Preissenkungen sind jederzeit erlaubt
Auch aus Tank-Apps ging hervor, dass an Zapfsäulen die Preise mittags angehoben wurden. Am nördlichen Stadtrand von Berlin etwa um 6 bis 8 Cent. Preissenkungen sind nach der Neuregelung jederzeit möglich. Nach einer Auswertung des ADAC kostete ein Liter Super E10 im bundesweiten Schnitt um kurz nach 12 Uhr 2,175 Euro, das sind 7,6 Cent mehr als kurz vor 12 Uhr. Der durchschnittliche Dieselpreis kletterte demnach von kurz vor bis kurz nach 12 Uhr um 7,5 Cent auf 2,376 Euro. Das lag deutlich über den morgendlichen Höchstpreisen am Vortag.
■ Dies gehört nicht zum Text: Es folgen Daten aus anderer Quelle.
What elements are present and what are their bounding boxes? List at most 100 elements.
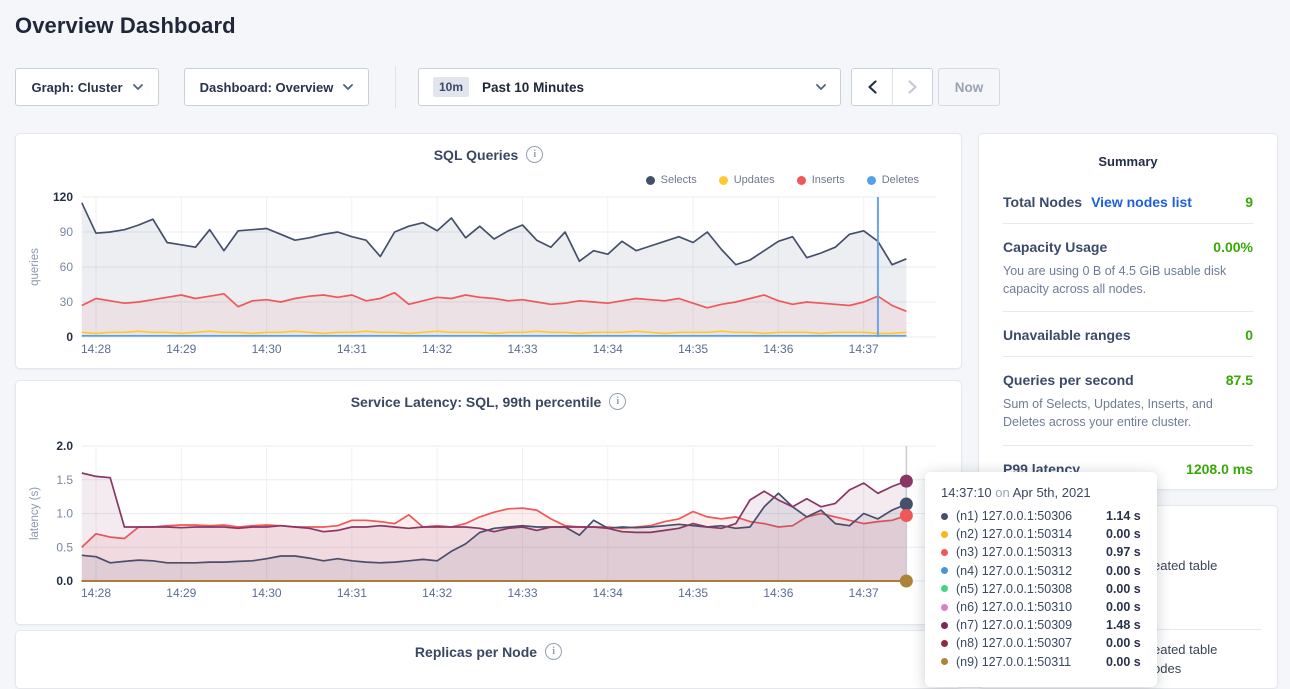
- svg-text:14:36: 14:36: [763, 342, 793, 356]
- p99-latency-value: 1208.0 ms: [1186, 461, 1253, 477]
- time-stepper: [851, 68, 933, 106]
- tooltip-node-value: 1.48 s: [1106, 618, 1141, 632]
- unavailable-ranges-label: Unavailable ranges: [1003, 327, 1131, 343]
- dashboard-dropdown[interactable]: Dashboard: Overview: [184, 68, 369, 106]
- total-nodes-label: Total Nodes: [1003, 194, 1082, 210]
- tooltip-node-label: (n2) 127.0.0.1:50314: [956, 527, 1106, 541]
- sql-queries-card: SQL Queries i SelectsUpdatesInsertsDelet…: [15, 133, 962, 369]
- summary-row-qps: Queries per second 87.5 Sum of Selects, …: [1003, 356, 1253, 444]
- now-button[interactable]: Now: [938, 68, 1000, 106]
- capacity-usage-desc: You are using 0 B of 4.5 GiB usable disk…: [1003, 262, 1253, 298]
- event-item-fragment[interactable]: eated table: [1153, 558, 1217, 573]
- series-dot-icon: [941, 622, 948, 629]
- svg-text:14:35: 14:35: [678, 586, 708, 600]
- unavailable-ranges-value: 0: [1245, 327, 1253, 343]
- svg-text:14:32: 14:32: [422, 586, 452, 600]
- tooltip-node-value: 0.00 s: [1106, 600, 1141, 614]
- capacity-usage-value: 0.00%: [1213, 239, 1253, 255]
- svg-text:30: 30: [60, 295, 74, 309]
- tooltip-node-row: (n4) 127.0.0.1:50312 0.00 s: [941, 562, 1141, 580]
- svg-text:120: 120: [53, 190, 73, 204]
- series-dot-icon: [941, 640, 948, 647]
- tooltip-node-label: (n5) 127.0.0.1:50308: [956, 582, 1106, 596]
- svg-text:14:29: 14:29: [166, 342, 196, 356]
- tooltip-node-label: (n8) 127.0.0.1:50307: [956, 636, 1106, 650]
- tooltip-node-row: (n3) 127.0.0.1:50313 0.97 s: [941, 543, 1141, 561]
- chevron-right-icon: [908, 80, 917, 94]
- chevron-left-icon: [868, 80, 877, 94]
- time-prev-button[interactable]: [852, 69, 892, 105]
- tooltip-node-value: 0.00 s: [1106, 564, 1141, 578]
- svg-text:1.5: 1.5: [56, 473, 73, 487]
- service-latency-card: Service Latency: SQL, 99th percentile i …: [15, 380, 962, 625]
- view-nodes-list-link[interactable]: View nodes list: [1091, 194, 1192, 210]
- svg-text:0.0: 0.0: [56, 574, 73, 588]
- dashboard-dropdown-label: Dashboard: Overview: [200, 80, 334, 95]
- tooltip-node-row: (n1) 127.0.0.1:50306 1.14 s: [941, 507, 1141, 525]
- svg-text:0: 0: [66, 330, 73, 344]
- series-dot-icon: [941, 549, 948, 556]
- svg-text:14:35: 14:35: [678, 342, 708, 356]
- svg-text:14:33: 14:33: [507, 586, 537, 600]
- event-item-fragment[interactable]: odes: [1153, 661, 1181, 676]
- time-next-button[interactable]: [892, 69, 932, 105]
- series-dot-icon: [941, 585, 948, 592]
- series-dot-icon: [941, 513, 948, 520]
- series-dot-icon: [941, 567, 948, 574]
- toolbar-divider: [395, 66, 396, 108]
- tooltip-node-value: 0.00 s: [1106, 527, 1141, 541]
- svg-text:14:37: 14:37: [849, 342, 879, 356]
- svg-text:0.5: 0.5: [56, 540, 73, 554]
- service-latency-chart[interactable]: 0.00.51.01.52.014:2814:2914:3014:3114:32…: [16, 381, 963, 626]
- qps-label: Queries per second: [1003, 372, 1134, 388]
- svg-text:14:30: 14:30: [252, 586, 282, 600]
- time-range-picker[interactable]: 10m Past 10 Minutes: [418, 68, 841, 106]
- sql-queries-chart[interactable]: 030609012014:2814:2914:3014:3114:3214:33…: [16, 134, 963, 370]
- svg-text:14:32: 14:32: [422, 342, 452, 356]
- chevron-down-icon: [816, 84, 826, 90]
- tooltip-node-label: (n3) 127.0.0.1:50313: [956, 545, 1106, 559]
- svg-text:latency (s): latency (s): [29, 487, 41, 540]
- qps-desc: Sum of Selects, Updates, Inserts, and De…: [1003, 395, 1253, 431]
- tooltip-node-value: 0.97 s: [1106, 545, 1141, 559]
- series-dot-icon: [941, 531, 948, 538]
- tooltip-node-value: 1.14 s: [1106, 509, 1141, 523]
- tooltip-node-row: (n7) 127.0.0.1:50309 1.48 s: [941, 616, 1141, 634]
- summary-title: Summary: [979, 134, 1277, 169]
- svg-text:2.0: 2.0: [56, 439, 73, 453]
- tooltip-node-row: (n2) 127.0.0.1:50314 0.00 s: [941, 525, 1141, 543]
- tooltip-node-value: 0.00 s: [1106, 636, 1141, 650]
- svg-text:14:28: 14:28: [81, 342, 111, 356]
- tooltip-node-label: (n1) 127.0.0.1:50306: [956, 509, 1106, 523]
- capacity-usage-label: Capacity Usage: [1003, 239, 1107, 255]
- graph-dropdown[interactable]: Graph: Cluster: [15, 68, 159, 106]
- tooltip-node-row: (n9) 127.0.0.1:50311 0.00 s: [941, 653, 1141, 671]
- event-item-fragment[interactable]: eated table: [1153, 642, 1217, 657]
- series-dot-icon: [941, 658, 948, 665]
- tooltip-node-label: (n9) 127.0.0.1:50311: [956, 655, 1106, 669]
- tooltip-node-row: (n5) 127.0.0.1:50308 0.00 s: [941, 580, 1141, 598]
- svg-text:14:33: 14:33: [507, 342, 537, 356]
- svg-text:14:29: 14:29: [166, 586, 196, 600]
- time-range-badge: 10m: [433, 77, 469, 97]
- tooltip-node-label: (n7) 127.0.0.1:50309: [956, 618, 1106, 632]
- tooltip-timestamp: 14:37:10 on Apr 5th, 2021: [941, 485, 1141, 500]
- svg-text:14:30: 14:30: [252, 342, 282, 356]
- svg-text:queries: queries: [29, 248, 41, 286]
- svg-text:14:36: 14:36: [763, 586, 793, 600]
- svg-text:14:34: 14:34: [593, 342, 623, 356]
- tooltip-node-label: (n6) 127.0.0.1:50310: [956, 600, 1106, 614]
- info-icon[interactable]: i: [545, 643, 562, 660]
- summary-row-total-nodes: Total Nodes View nodes list 9: [1003, 179, 1253, 223]
- svg-text:60: 60: [60, 260, 74, 274]
- tooltip-node-row: (n6) 127.0.0.1:50310 0.00 s: [941, 598, 1141, 616]
- replicas-per-node-title: Replicas per Node: [415, 644, 537, 660]
- total-nodes-value: 9: [1245, 194, 1253, 210]
- svg-text:14:37: 14:37: [849, 586, 879, 600]
- svg-text:1.0: 1.0: [56, 507, 73, 521]
- series-dot-icon: [941, 604, 948, 611]
- svg-text:14:31: 14:31: [337, 342, 367, 356]
- time-range-label: Past 10 Minutes: [482, 80, 584, 95]
- svg-text:14:31: 14:31: [337, 586, 367, 600]
- summary-row-capacity: Capacity Usage 0.00% You are using 0 B o…: [1003, 223, 1253, 311]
Nutzen der Neuregelung fraglich
Die Koalition verspricht sich von der Änderung mehr Verlässlichkeit durch weniger Preiserhöhungen sowie mehr Transparenz. ADAC und Tankstellenbetreiber bezweifeln, dass die Neuregelung einen großen Effekt haben wird. Die geringere Flexibilität der Mineralölkonzerne bei ihrer Preisgestaltung führe offenbar eher dazu, dass Unsicherheiten wie ein gegebenenfalls steigender Ölpreis vorweggenommen würden, so ein ADAC-Experte. „Inwiefern die Möglichkeit, Preise jederzeit zu senken, genutzt wird, ist fraglich.“ Verstöße gegen die neue Regel können mit einer Geldbuße bis zu 100.000 Euro geahndet werden. Teil des Kraftstoffmaßnahmenpakets ist auch eine Verschärfung des Kartellrechts.